Apesar de muitas pesquisas afirmarem que o medo leva a essa representação bipolar, a pesquisa de Castelfranchi afirma que essa bipolaridade não tem uma conotação negativa, pois na verdade é sintoma de que a ciência entrou tão profundamente na sociedade e na cultura como um todo, que possui conotações míticas. “Qualquer elemento profundo da sociedade é sempre bipolar, argumenta Castelfranchi, qualquer mito é construído com uma bipolaridade, herói/anti-herói, positivo/negativo. O fato de que há essa representação e esse imaginário acerca da ciência não significa que as pessoas não são alfabetizadas cientificamente o bastante para entender que a ciência é uma só, mas que a ciência é tão importante e profunda na nossa sociedade que não pode deixar de ter a dupla conotação, que o conhecimento sempre teve”.

Enquanto outras pesquisas afirmam que as crianças são muito influenciadas pela mídia, pelas histórias em quadrinhos, pelos desenhos animados, pelos contos e, então, tendem a ver o cientista como maluco, Castelfranchi prefere destacar que essa representação que as crianças fazem do cientista e da ciência é uma estratégia para que as imagens sejam compreendidas. “Eles sabem que desenhar o cientista como estereótipo é um jeito de ter certeza que os outros irão reconhecer seu desenho, sua representação”, diz ele. Nesse sentido, a representação da criança não demonstra o medo da ciência, mas aponta o diálogo entre sua representação e as representações e símbolos presentes na sociedade em que vive.

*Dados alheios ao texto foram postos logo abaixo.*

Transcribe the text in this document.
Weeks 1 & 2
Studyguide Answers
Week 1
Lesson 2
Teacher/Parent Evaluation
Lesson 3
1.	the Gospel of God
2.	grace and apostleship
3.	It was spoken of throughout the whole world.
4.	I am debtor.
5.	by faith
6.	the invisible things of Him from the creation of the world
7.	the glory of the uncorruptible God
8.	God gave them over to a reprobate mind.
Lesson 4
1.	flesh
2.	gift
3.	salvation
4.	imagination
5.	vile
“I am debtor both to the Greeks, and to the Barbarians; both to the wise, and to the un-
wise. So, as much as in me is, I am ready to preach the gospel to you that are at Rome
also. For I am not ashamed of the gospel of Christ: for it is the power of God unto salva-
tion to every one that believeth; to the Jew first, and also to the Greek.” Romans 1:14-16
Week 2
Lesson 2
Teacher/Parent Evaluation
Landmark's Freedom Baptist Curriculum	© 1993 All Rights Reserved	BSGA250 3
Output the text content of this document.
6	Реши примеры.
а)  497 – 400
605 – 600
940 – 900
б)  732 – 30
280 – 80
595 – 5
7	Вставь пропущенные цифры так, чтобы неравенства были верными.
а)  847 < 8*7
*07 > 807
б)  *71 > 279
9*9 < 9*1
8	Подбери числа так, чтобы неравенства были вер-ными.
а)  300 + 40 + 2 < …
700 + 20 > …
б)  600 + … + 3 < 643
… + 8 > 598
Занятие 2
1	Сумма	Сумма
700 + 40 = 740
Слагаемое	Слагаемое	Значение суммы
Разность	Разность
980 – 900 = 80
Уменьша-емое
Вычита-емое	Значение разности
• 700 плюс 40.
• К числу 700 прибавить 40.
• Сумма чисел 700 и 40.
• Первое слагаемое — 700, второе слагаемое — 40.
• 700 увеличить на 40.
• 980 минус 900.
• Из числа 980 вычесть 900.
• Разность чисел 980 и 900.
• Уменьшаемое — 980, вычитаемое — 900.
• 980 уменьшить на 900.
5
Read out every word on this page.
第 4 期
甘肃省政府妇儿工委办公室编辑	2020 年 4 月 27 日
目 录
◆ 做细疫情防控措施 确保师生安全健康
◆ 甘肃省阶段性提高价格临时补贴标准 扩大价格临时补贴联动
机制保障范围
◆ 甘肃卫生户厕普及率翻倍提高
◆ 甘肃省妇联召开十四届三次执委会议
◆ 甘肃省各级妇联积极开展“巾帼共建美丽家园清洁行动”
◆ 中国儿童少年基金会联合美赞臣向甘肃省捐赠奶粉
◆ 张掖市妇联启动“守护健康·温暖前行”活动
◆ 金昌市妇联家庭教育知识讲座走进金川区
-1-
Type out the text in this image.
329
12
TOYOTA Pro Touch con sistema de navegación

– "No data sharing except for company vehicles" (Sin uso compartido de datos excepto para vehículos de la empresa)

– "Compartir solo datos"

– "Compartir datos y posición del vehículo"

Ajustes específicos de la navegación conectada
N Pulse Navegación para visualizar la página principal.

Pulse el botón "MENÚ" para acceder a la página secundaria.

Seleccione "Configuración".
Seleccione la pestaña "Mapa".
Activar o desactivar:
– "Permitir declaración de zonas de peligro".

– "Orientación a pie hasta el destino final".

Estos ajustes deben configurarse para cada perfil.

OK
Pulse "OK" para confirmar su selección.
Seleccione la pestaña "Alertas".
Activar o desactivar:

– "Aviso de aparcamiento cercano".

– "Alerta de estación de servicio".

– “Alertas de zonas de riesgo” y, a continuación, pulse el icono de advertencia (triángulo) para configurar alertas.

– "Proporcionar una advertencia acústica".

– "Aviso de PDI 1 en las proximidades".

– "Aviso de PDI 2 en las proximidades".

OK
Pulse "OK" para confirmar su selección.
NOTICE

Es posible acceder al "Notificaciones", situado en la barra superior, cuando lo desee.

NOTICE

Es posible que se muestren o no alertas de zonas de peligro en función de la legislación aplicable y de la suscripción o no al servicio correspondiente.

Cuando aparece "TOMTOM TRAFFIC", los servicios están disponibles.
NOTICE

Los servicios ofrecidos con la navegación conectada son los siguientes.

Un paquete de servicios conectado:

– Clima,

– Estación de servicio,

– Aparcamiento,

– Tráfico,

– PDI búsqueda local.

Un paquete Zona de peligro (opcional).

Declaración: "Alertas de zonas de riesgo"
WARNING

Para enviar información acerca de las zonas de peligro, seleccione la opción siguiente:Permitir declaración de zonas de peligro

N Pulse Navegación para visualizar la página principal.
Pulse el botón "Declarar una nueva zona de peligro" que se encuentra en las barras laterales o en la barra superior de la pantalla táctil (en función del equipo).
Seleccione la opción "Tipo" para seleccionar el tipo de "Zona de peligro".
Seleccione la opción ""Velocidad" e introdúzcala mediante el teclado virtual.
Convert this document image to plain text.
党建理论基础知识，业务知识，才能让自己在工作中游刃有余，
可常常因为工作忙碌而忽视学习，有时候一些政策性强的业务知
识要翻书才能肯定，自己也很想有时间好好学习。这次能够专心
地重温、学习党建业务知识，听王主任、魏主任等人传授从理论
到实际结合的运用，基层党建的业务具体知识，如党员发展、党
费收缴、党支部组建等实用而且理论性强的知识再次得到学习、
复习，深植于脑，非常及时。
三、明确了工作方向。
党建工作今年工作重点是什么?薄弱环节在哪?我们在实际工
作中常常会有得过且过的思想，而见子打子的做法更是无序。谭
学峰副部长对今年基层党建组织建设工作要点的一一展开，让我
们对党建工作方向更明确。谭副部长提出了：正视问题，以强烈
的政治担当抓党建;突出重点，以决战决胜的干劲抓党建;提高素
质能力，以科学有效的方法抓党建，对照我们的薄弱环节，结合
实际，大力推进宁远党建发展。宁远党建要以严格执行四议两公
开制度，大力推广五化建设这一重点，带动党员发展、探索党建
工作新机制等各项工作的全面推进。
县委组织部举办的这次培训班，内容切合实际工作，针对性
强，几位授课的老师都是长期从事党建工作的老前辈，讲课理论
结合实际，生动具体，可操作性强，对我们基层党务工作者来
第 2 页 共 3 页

Castelfranchi afirma que as avaliações sobre a percepção pública - que consideram que o público não compreende a ciência - servem para tirar a legitimidade das pessoas na hora das tomadas de decisões. “A maioria dos políticos e cientistas utiliza essa argumentação de que as pessoas são ignorantes, não conhecem a ciência e por isso têm medo. Isso leva à idéia de que as pessoas não podem decidir racionalmente sobre biotecnologia, por exemplo, e que essa é uma decisão reservada aos expertos”, conclui o pesquisador.

(MK)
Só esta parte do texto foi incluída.